German Warning For Russia: Maintain Europe’s Gas Flow

BERLIN, Germany -- Germany, the Western European country with the closest ties to the Kremlin, warned Russia on Friday to abide by its contractual relations, saying its reputation as a reliable supplier of gas could no longer be taken for granted as a result of the two-week gas dispute between Ukraine and Russia that has left millions of homes without heat.

A gas-compressor station near the Ukrainian-Romanian border. Russia and Ukraine were set for a new round of talks Saturday in a bid to resolve their gas dispute that has Europe struggling through winter without crucial gas supplies from the ex-Soviet giants.

Chancellor Angela Merkel of Germany, who met Prime Minister Vladimir V. Putin of Russia in Berlin on Friday evening, made it clear that Russia’s “credibility” was now on the line. “We have to restore trust and responsibility,” she said before the meeting.

A government spokesman, Thomas Steg, said Friday that it was crucial that both Ukraine and Russia “abide by their contractual obligations.”

Large parts of the Balkans, especially Bulgaria, have been without natural gas over the past 10 days during one of the coldest spells of the winter, while Russia and Ukraine have haggled over what price Ukraine will pay for its gas and what price Russia will pay for sending gas across Ukraine.

More than 80 percent of Russian gas destined for markets in Europe is sent through the Ukrainian transit system.

Mr. Putin, in Berlin to meet with energy officials and attend an agricultural fair, proposed the establishment of a consortium of European gas firms that would provide gas to Ukraine and get pipelines to Europe working again “reasonably fast.”

The consortium would provide “technical gas” to Ukraine to build enough compression in the pipeline to begin deliveries to Europe.

Normally, Russia supplies such gas.

However, the idea of a consortium of any sort is likely to raise hackles in Ukraine, where it would almost certainly be viewed as an attempt by Mr. Putin to wrest control of Ukraine’s transit pipeline.

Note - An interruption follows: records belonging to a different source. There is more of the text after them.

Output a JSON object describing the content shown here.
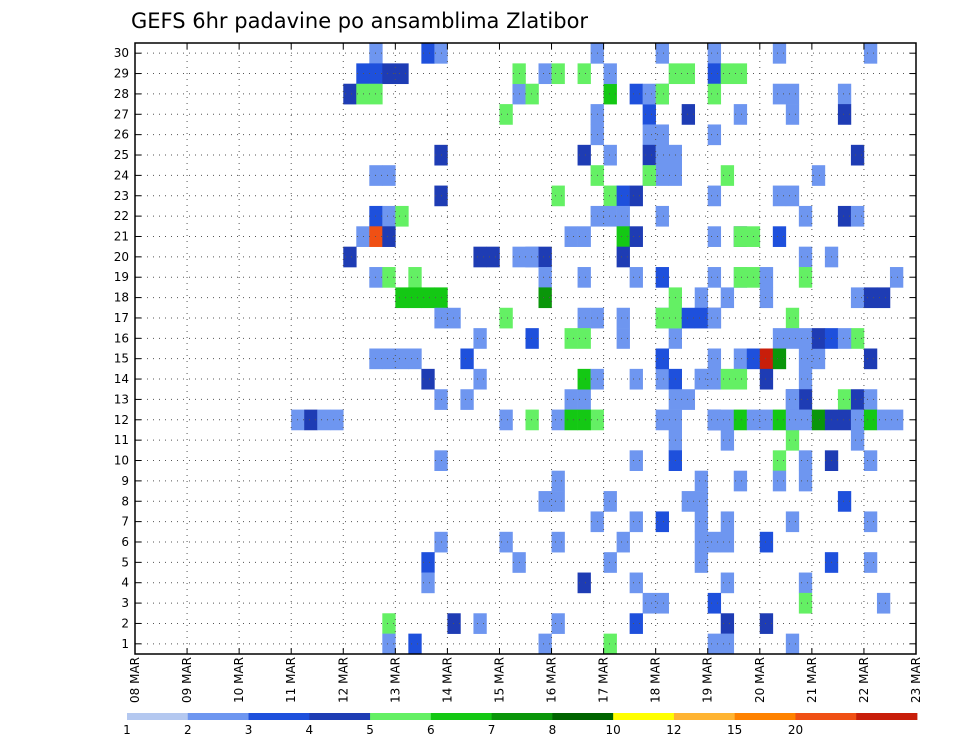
{
  "chart_data": {
    "type": "heatmap",
    "title": "GEFS 6hr padavine po ansamblima Zlatibor",
    "xlabel": "",
    "ylabel": "",
    "x_tick_labels": [
      "08 MAR",
      "09 MAR",
      "10 MAR",
      "11 MAR",
      "12 MAR",
      "13 MAR",
      "14 MAR",
      "15 MAR",
      "16 MAR",
      "17 MAR",
      "18 MAR",
      "19 MAR",
      "20 MAR",
      "21 MAR",
      "22 MAR",
      "23 MAR"
    ],
    "y_tick_labels": [
      "1",
      "2",
      "3",
      "4",
      "5",
      "6",
      "7",
      "8",
      "9",
      "10",
      "11",
      "12",
      "13",
      "14",
      "15",
      "16",
      "17",
      "18",
      "19",
      "20",
      "21",
      "22",
      "23",
      "24",
      "25",
      "26",
      "27",
      "28",
      "29",
      "30"
    ],
    "x_unit": "6-hour step from 08 MAR 00",
    "xlim": [
      0,
      60
    ],
    "ylim": [
      0,
      30
    ],
    "grid": true,
    "colorbar": {
      "labels": [
        "1",
        "2",
        "3",
        "4",
        "5",
        "6",
        "7",
        "8",
        "10",
        "12",
        "15",
        "20"
      ],
      "colors": [
        "#b4c8f0",
        "#6e96f0",
        "#1e50dc",
        "#1e3cb4",
        "#64f064",
        "#14c814",
        "#0a960a",
        "#006400",
        "#ffff00",
        "#ffb432",
        "#ff8200",
        "#f05014",
        "#c81e0a",
        "#780000"
      ]
    },
    "cells": [
      [
        35,
        29.5,
        1
      ],
      [
        40,
        29.5,
        1
      ],
      [
        44,
        29.5,
        1
      ],
      [
        49,
        29.5,
        1
      ],
      [
        56,
        29.5,
        1
      ],
      [
        31,
        28.5,
        1
      ],
      [
        32,
        28.5,
        4
      ],
      [
        34,
        28.5,
        4
      ],
      [
        41,
        28.5,
        4
      ],
      [
        42,
        28.5,
        4
      ],
      [
        44,
        28.5,
        2
      ],
      [
        45,
        28.5,
        4
      ],
      [
        46,
        28.5,
        4
      ],
      [
        29,
        27.5,
        1
      ],
      [
        30,
        27.5,
        4
      ],
      [
        36,
        27.5,
        5
      ],
      [
        40,
        27.5,
        1
      ],
      [
        44,
        27.5,
        4
      ],
      [
        49,
        27.5,
        1
      ],
      [
        50,
        27.5,
        1
      ],
      [
        54,
        27.5,
        1
      ],
      [
        28,
        26.5,
        4
      ],
      [
        35,
        26.5,
        1
      ],
      [
        39,
        26.5,
        2
      ],
      [
        42,
        26.5,
        3
      ],
      [
        46,
        26.5,
        1
      ],
      [
        50,
        26.5,
        1
      ],
      [
        54,
        26.5,
        3
      ],
      [
        35,
        25.5,
        1
      ],
      [
        39,
        25.5,
        1
      ],
      [
        40,
        25.5,
        1
      ],
      [
        44,
        25.5,
        1
      ],
      [
        36,
        24.5,
        1
      ],
      [
        39,
        24.5,
        3
      ],
      [
        40,
        24.5,
        1
      ],
      [
        41,
        24.5,
        1
      ],
      [
        55,
        24.5,
        3
      ],
      [
        39,
        23.5,
        1
      ],
      [
        40,
        23.5,
        1
      ],
      [
        41,
        23.5,
        1
      ],
      [
        52,
        23.5,
        1
      ],
      [
        36,
        22.5,
        4
      ],
      [
        44,
        22.5,
        1
      ],
      [
        49,
        22.5,
        1
      ],
      [
        50,
        22.5,
        1
      ],
      [
        40,
        21.5,
        1
      ],
      [
        51,
        21.5,
        1
      ],
      [
        54,
        21.5,
        3
      ],
      [
        55,
        21.5,
        1
      ],
      [
        44,
        20.5,
        1
      ],
      [
        46,
        20.5,
        3
      ],
      [
        49,
        20.5,
        2
      ],
      [
        29,
        19.5,
        1
      ],
      [
        30,
        19.5,
        1
      ],
      [
        51,
        19.5,
        1
      ],
      [
        53,
        19.5,
        1
      ],
      [
        40,
        18.5,
        2
      ],
      [
        44,
        18.5,
        1
      ],
      [
        46,
        18.5,
        1
      ],
      [
        51,
        18.5,
        4
      ],
      [
        41,
        17.5,
        4
      ],
      [
        43,
        17.5,
        1
      ],
      [
        45,
        17.5,
        1
      ],
      [
        55,
        17.5,
        1
      ],
      [
        28,
        16.5,
        4
      ],
      [
        35,
        16.5,
        1
      ],
      [
        40,
        16.5,
        1
      ],
      [
        44,
        16.5,
        3
      ],
      [
        50,
        16.5,
        4
      ],
      [
        30,
        15.5,
        2
      ],
      [
        33,
        15.5,
        4
      ],
      [
        37,
        15.5,
        1
      ],
      [
        41,
        15.5,
        1
      ],
      [
        55,
        15.5,
        4
      ],
      [
        40,
        14.5,
        1
      ],
      [
        44,
        14.5,
        1
      ],
      [
        51,
        14.5,
        1
      ],
      [
        52,
        14.5,
        1
      ],
      [
        38,
        13.5,
        1
      ],
      [
        40,
        13.5,
        1
      ],
      [
        41,
        13.5,
        2
      ],
      [
        43,
        13.5,
        1
      ],
      [
        44,
        13.5,
        1
      ],
      [
        51,
        13.5,
        1
      ],
      [
        23,
        12.5,
        1
      ],
      [
        25,
        12.5,
        1
      ],
      [
        33,
        12.5,
        1
      ],
      [
        34,
        12.5,
        1
      ],
      [
        50,
        12.5,
        3
      ],
      [
        51,
        12.5,
        3
      ],
      [
        28,
        11.5,
        1
      ],
      [
        30,
        11.5,
        4
      ],
      [
        35,
        11.5,
        4
      ],
      [
        40,
        11.5,
        1
      ],
      [
        41,
        11.5,
        1
      ],
      [
        44,
        11.5,
        2
      ],
      [
        55,
        11.5,
        1
      ],
      [
        41,
        10.5,
        1
      ],
      [
        45,
        10.5,
        1
      ],
      [
        50,
        10.5,
        4
      ],
      [
        55,
        10.5,
        1
      ],
      [
        23,
        9.5,
        1
      ],
      [
        38,
        9.5,
        1
      ],
      [
        41,
        9.5,
        2
      ],
      [
        49,
        9.5,
        4
      ],
      [
        51,
        9.5,
        1
      ],
      [
        53,
        9.5,
        3
      ],
      [
        56,
        9.5,
        1
      ],
      [
        32,
        8.5,
        1
      ],
      [
        43,
        8.5,
        1
      ],
      [
        46,
        8.5,
        1
      ],
      [
        49,
        8.5,
        1
      ],
      [
        51,
        8.5,
        1
      ],
      [
        31,
        7.5,
        1
      ],
      [
        32,
        7.5,
        1
      ],
      [
        36,
        7.5,
        1
      ],
      [
        42,
        7.5,
        1
      ],
      [
        43,
        7.5,
        1
      ],
      [
        54,
        7.5,
        2
      ],
      [
        35,
        6.5,
        1
      ],
      [
        38,
        6.5,
        1
      ],
      [
        40,
        6.5,
        2
      ],
      [
        43,
        6.5,
        1
      ],
      [
        45,
        6.5,
        1
      ],
      [
        50,
        6.5,
        1
      ],
      [
        56,
        6.5,
        1
      ],
      [
        23,
        5.5,
        1
      ],
      [
        28,
        5.5,
        1
      ],
      [
        32,
        5.5,
        1
      ],
      [
        37,
        5.5,
        1
      ],
      [
        43,
        5.5,
        1
      ],
      [
        44,
        5.5,
        1
      ],
      [
        45,
        5.5,
        1
      ],
      [
        48,
        5.5,
        2
      ],
      [
        22,
        4.5,
        2
      ],
      [
        29,
        4.5,
        1
      ],
      [
        36,
        4.5,
        1
      ],
      [
        43,
        4.5,
        1
      ],
      [
        53,
        4.5,
        2
      ],
      [
        56,
        4.5,
        1
      ],
      [
        22,
        3.5,
        1
      ],
      [
        34,
        3.5,
        3
      ],
      [
        38,
        3.5,
        1
      ],
      [
        45,
        3.5,
        1
      ],
      [
        51,
        3.5,
        1
      ],
      [
        39,
        2.5,
        1
      ],
      [
        40,
        2.5,
        1
      ],
      [
        44,
        2.5,
        2
      ],
      [
        51,
        2.5,
        4
      ],
      [
        57,
        2.5,
        1
      ],
      [
        19,
        1.5,
        4
      ],
      [
        24,
        1.5,
        3
      ],
      [
        26,
        1.5,
        1
      ],
      [
        32,
        1.5,
        1
      ],
      [
        38,
        1.5,
        2
      ],
      [
        45,
        1.5,
        3
      ],
      [
        48,
        1.5,
        3
      ],
      [
        19,
        0.5,
        1
      ],
      [
        21,
        0.5,
        2
      ],
      [
        31,
        0.5,
        1
      ],
      [
        36,
        0.5,
        4
      ],
      [
        44,
        0.5,
        1
      ],
      [
        45,
        0.5,
        1
      ],
      [
        50,
        0.5,
        1
      ],
      [
        18,
        29.5,
        1
      ],
      [
        22,
        29.5,
        2
      ],
      [
        23,
        29.5,
        1
      ],
      [
        17,
        28.5,
        2
      ],
      [
        18,
        28.5,
        2
      ],
      [
        19,
        28.5,
        3
      ],
      [
        20,
        28.5,
        3
      ],
      [
        29,
        28.5,
        4
      ],
      [
        36,
        28.5,
        1
      ],
      [
        16,
        27.5,
        3
      ],
      [
        17,
        27.5,
        4
      ],
      [
        18,
        27.5,
        4
      ],
      [
        38,
        27.5,
        2
      ],
      [
        39,
        27.5,
        1
      ],
      [
        40,
        27.5,
        4
      ],
      [
        23,
        24.5,
        3
      ],
      [
        34,
        24.5,
        3
      ],
      [
        18,
        23.5,
        1
      ],
      [
        19,
        23.5,
        1
      ],
      [
        35,
        23.5,
        4
      ],
      [
        39,
        23.5,
        4
      ],
      [
        45,
        23.5,
        4
      ],
      [
        23,
        22.5,
        3
      ],
      [
        32,
        22.5,
        4
      ],
      [
        37,
        22.5,
        2
      ],
      [
        38,
        22.5,
        3
      ],
      [
        18,
        21.5,
        2
      ],
      [
        19,
        21.5,
        1
      ],
      [
        20,
        21.5,
        4
      ],
      [
        35,
        21.5,
        1
      ],
      [
        36,
        21.5,
        1
      ],
      [
        37,
        21.5,
        1
      ],
      [
        17,
        20.5,
        1
      ],
      [
        18,
        20.5,
        11
      ],
      [
        19,
        20.5,
        3
      ],
      [
        33,
        20.5,
        1
      ],
      [
        34,
        20.5,
        1
      ],
      [
        37,
        20.5,
        5
      ],
      [
        38,
        20.5,
        3
      ],
      [
        46,
        20.5,
        4
      ],
      [
        47,
        20.5,
        4
      ],
      [
        16,
        19.5,
        3
      ],
      [
        26,
        19.5,
        3
      ],
      [
        27,
        19.5,
        3
      ],
      [
        30,
        19.5,
        1
      ],
      [
        31,
        19.5,
        3
      ],
      [
        37,
        19.5,
        3
      ],
      [
        18,
        18.5,
        1
      ],
      [
        19,
        18.5,
        4
      ],
      [
        21,
        18.5,
        4
      ],
      [
        31,
        18.5,
        1
      ],
      [
        34,
        18.5,
        1
      ],
      [
        38,
        18.5,
        1
      ],
      [
        46,
        18.5,
        4
      ],
      [
        47,
        18.5,
        4
      ],
      [
        48,
        18.5,
        1
      ],
      [
        58,
        18.5,
        1
      ],
      [
        20,
        17.5,
        5
      ],
      [
        21,
        17.5,
        5
      ],
      [
        22,
        17.5,
        5
      ],
      [
        23,
        17.5,
        5
      ],
      [
        31,
        17.5,
        6
      ],
      [
        48,
        17.5,
        1
      ],
      [
        56,
        17.5,
        3
      ],
      [
        57,
        17.5,
        3
      ],
      [
        23,
        16.5,
        1
      ],
      [
        24,
        16.5,
        1
      ],
      [
        34,
        16.5,
        1
      ],
      [
        37,
        16.5,
        1
      ],
      [
        40,
        16.5,
        4
      ],
      [
        41,
        16.5,
        4
      ],
      [
        42,
        16.5,
        2
      ],
      [
        43,
        16.5,
        2
      ],
      [
        44,
        16.5,
        1
      ],
      [
        26,
        15.5,
        1
      ],
      [
        34,
        15.5,
        4
      ],
      [
        49,
        15.5,
        1
      ],
      [
        50,
        15.5,
        1
      ],
      [
        51,
        15.5,
        1
      ],
      [
        52,
        15.5,
        3
      ],
      [
        53,
        15.5,
        2
      ],
      [
        54,
        15.5,
        1
      ],
      [
        18,
        14.5,
        1
      ],
      [
        19,
        14.5,
        1
      ],
      [
        20,
        14.5,
        1
      ],
      [
        21,
        14.5,
        1
      ],
      [
        25,
        14.5,
        2
      ],
      [
        40,
        14.5,
        2
      ],
      [
        46,
        14.5,
        1
      ],
      [
        47,
        14.5,
        2
      ],
      [
        48,
        14.5,
        12
      ],
      [
        49,
        14.5,
        6
      ],
      [
        56,
        14.5,
        3
      ],
      [
        22,
        13.5,
        3
      ],
      [
        26,
        13.5,
        1
      ],
      [
        34,
        13.5,
        5
      ],
      [
        35,
        13.5,
        1
      ],
      [
        43,
        13.5,
        1
      ],
      [
        45,
        13.5,
        4
      ],
      [
        46,
        13.5,
        4
      ],
      [
        48,
        13.5,
        3
      ],
      [
        41,
        12.5,
        1
      ],
      [
        42,
        12.5,
        1
      ],
      [
        50,
        12.5,
        1
      ],
      [
        54,
        12.5,
        4
      ],
      [
        55,
        12.5,
        3
      ],
      [
        56,
        12.5,
        1
      ],
      [
        12,
        11.5,
        1
      ],
      [
        13,
        11.5,
        3
      ],
      [
        14,
        11.5,
        1
      ],
      [
        15,
        11.5,
        1
      ],
      [
        32,
        11.5,
        1
      ],
      [
        33,
        11.5,
        5
      ],
      [
        34,
        11.5,
        5
      ],
      [
        44,
        11.5,
        1
      ],
      [
        45,
        11.5,
        1
      ],
      [
        46,
        11.5,
        5
      ],
      [
        47,
        11.5,
        1
      ],
      [
        48,
        11.5,
        1
      ],
      [
        49,
        11.5,
        5
      ],
      [
        50,
        11.5,
        1
      ],
      [
        51,
        11.5,
        1
      ],
      [
        52,
        11.5,
        6
      ],
      [
        53,
        11.5,
        3
      ],
      [
        54,
        11.5,
        3
      ],
      [
        55,
        11.5,
        1
      ],
      [
        56,
        11.5,
        5
      ],
      [
        57,
        11.5,
        1
      ],
      [
        58,
        11.5,
        1
      ]
    ]
  }
}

A 2005 pricing dispute was widely regarded by Ukraine as such a power play, while an earlier Russian proposal for a consortium played a significant part in the events that led to Ukraine’s pro-Western Orange Revolution of 2004.

Mr. Putin is scheduled to meet with Ukraine’s prime minister, Yulia V. Tymoshenko, in Moscow on Saturday to discuss ways to resolve the dispute.

Ms. Tymoshenko has had difficult relations with her partner in Ukraine’s governing coalition, President Viktor A. Yushchenko, and Mr. Putin has offered her his support in the past in what his detractors called a transparent effort to split the pro-Western government.

Russia also appears to be trying to gain the backing of the European Union in pressing Ukraine to accept the consortium arrangement; on Friday in Berlin he emphasized that the group’s refusal to criticize Ukraine was an implicit form of support.

In Moscow, Russia’s president, Dmitri A. Medvedev, pursued much the same line. “We are ready to look for any long-term solution,” he said, according to Agence France-Presse. “We hope Ukraine is ready to do the same and that our European partners will help bring about the necessary decisions.” So far, these entreaties have been rebuffed in Europe.

With frustration rising in Europe over the standoff, the European Commission threatened Friday to review its entire relationship with Russia and Ukraine unless there was a breakthrough this weekend.

“We will have to look,” said Johannes Laitenberger, the European Commission spokesman, “point by point, at our relationship with Russia and Ukraine and whether we can continue to do business as usual in these circumstances.”